With Shure’s array mic technology, audio can be controlled remotely, meaning that a technician doesn’t need to enter a space to reposition microphones. This saves time and money, and keeps workers away from high-touch surfaces.
AtlasIED has also seen success with touchless audio solutions, according to Gina Sansivero, vice president of marketing and corporate communications at the company. Atmosphere—AtlasIED’s digital audio platform that debuted in July—has become popular with integrators and tech managers because of its ability to be controlled from a user’s personal mobile device. “AtlasIED has enabled a cleaner, more hygienic approach to control through our Atmosphere platform,” she said. “Authorized users have the ability to manage the audio system to select sources, adjust the volume, and choose zones from their own mobile devices—a feature that is essential when we are doing our best to avoid shared touch devices in the workplace, hospitality venues, schools, etc.”
What Lies Ahead
None of us has a crystal ball to predict exactly what will happen for AV professionals in 2021, but with a vaccine on the way, we can only hope we’ll return to a functioning society with many opportunities for the industry.
“We are feeling and anticipating a W-shaped recovery due to the situation that COVID-19 has created,” Clint Hoffman, Kramer North America CEO, stated. “Right now, it feels like we are heading up the middle of that W, but we expect that there might be some renewed challenges in early 2021.”
He added that Kramer has an affordable and simple solution to deploy local contact tracing for workplaces and schools that is designed to be effective without compromising users’ privacy.

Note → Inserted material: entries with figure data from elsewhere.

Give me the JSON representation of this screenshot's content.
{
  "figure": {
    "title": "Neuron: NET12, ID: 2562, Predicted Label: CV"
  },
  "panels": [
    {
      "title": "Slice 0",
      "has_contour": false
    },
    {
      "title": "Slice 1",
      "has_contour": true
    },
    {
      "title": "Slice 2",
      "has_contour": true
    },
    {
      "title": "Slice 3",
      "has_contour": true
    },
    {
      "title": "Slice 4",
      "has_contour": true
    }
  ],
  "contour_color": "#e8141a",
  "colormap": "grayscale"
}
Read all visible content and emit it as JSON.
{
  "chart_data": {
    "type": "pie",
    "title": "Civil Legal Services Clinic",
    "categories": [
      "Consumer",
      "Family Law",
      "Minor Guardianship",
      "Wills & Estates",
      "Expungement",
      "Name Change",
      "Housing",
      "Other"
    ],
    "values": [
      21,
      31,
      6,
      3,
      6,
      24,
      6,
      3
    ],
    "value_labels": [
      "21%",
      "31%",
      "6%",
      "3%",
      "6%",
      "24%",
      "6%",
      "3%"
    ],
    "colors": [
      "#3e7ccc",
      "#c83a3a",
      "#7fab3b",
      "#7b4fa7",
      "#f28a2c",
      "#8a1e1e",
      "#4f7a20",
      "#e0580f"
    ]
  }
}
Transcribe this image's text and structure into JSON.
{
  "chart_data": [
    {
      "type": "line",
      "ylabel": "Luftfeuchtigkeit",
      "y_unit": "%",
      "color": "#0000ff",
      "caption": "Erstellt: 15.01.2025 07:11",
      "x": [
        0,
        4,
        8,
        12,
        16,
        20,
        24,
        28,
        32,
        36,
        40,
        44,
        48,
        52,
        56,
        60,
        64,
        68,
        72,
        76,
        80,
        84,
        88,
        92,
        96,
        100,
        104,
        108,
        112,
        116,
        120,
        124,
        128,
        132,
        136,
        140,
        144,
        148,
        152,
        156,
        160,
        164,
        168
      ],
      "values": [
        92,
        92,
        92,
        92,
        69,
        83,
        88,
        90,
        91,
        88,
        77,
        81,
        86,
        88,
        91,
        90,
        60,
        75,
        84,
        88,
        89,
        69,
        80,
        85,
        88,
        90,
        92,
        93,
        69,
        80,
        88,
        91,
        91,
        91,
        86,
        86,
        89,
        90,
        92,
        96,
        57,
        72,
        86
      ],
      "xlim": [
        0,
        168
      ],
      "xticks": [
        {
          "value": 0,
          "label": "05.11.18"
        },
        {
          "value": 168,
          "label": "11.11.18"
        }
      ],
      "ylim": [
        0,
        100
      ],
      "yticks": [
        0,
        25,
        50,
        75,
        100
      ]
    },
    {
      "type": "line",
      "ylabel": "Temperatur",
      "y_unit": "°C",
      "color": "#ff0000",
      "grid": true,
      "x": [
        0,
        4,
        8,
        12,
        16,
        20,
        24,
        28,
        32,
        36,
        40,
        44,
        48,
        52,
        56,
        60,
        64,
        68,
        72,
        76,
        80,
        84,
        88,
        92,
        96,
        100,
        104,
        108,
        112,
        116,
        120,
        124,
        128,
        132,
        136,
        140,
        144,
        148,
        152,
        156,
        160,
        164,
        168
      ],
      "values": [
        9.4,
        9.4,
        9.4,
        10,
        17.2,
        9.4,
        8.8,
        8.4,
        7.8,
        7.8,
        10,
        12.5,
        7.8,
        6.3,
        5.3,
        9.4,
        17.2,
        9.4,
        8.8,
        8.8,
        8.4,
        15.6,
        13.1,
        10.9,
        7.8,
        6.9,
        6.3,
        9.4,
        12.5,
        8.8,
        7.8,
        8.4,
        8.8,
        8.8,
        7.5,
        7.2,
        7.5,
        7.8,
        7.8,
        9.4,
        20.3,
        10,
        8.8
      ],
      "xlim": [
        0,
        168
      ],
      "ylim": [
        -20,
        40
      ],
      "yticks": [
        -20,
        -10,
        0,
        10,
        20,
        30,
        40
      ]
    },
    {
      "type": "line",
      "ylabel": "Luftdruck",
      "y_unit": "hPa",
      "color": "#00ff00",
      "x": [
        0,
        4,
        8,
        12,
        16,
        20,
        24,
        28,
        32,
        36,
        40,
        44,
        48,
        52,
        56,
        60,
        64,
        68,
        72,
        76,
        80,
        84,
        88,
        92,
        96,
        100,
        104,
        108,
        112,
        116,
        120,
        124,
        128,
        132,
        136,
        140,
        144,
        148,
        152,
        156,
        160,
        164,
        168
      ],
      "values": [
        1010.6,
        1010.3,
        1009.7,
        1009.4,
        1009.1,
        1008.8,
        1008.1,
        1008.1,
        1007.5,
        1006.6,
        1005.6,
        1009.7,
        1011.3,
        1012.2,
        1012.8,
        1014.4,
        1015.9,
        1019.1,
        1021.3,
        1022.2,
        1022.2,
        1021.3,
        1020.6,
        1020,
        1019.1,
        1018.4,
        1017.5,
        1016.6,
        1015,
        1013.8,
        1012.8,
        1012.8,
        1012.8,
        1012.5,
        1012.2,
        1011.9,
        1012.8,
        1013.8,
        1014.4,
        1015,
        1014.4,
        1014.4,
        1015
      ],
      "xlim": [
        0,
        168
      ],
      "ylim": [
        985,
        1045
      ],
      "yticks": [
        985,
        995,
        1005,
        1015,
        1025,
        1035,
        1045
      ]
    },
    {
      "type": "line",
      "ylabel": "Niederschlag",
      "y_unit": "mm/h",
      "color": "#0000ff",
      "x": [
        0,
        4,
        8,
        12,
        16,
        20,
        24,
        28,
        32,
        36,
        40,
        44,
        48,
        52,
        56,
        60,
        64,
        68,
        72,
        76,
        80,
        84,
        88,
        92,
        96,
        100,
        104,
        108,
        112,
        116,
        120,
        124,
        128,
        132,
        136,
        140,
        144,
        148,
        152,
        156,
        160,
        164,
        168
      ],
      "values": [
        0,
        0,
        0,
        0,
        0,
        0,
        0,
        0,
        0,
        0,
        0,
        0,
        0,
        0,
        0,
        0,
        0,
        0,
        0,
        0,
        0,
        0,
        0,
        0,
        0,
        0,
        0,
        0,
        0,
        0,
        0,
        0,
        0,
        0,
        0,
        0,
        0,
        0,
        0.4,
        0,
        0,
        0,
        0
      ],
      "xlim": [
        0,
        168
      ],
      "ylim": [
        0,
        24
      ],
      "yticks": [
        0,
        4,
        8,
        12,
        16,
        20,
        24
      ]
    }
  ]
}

“It is actually very unique in that regard,” he added. “There is no ‘Big Brother’ effect or concerns—just the protection employees and students need and deserve for themselves, their families, and their friends. It provides an effective tool so businesses and schools don’t have to close down completely if a person does become infected.”
Hoffman concluded, “I hope that in the second half of 2021 we might start to see a complete return to pre-COVID-19 normalcy in AV. Our fingers are crossed.”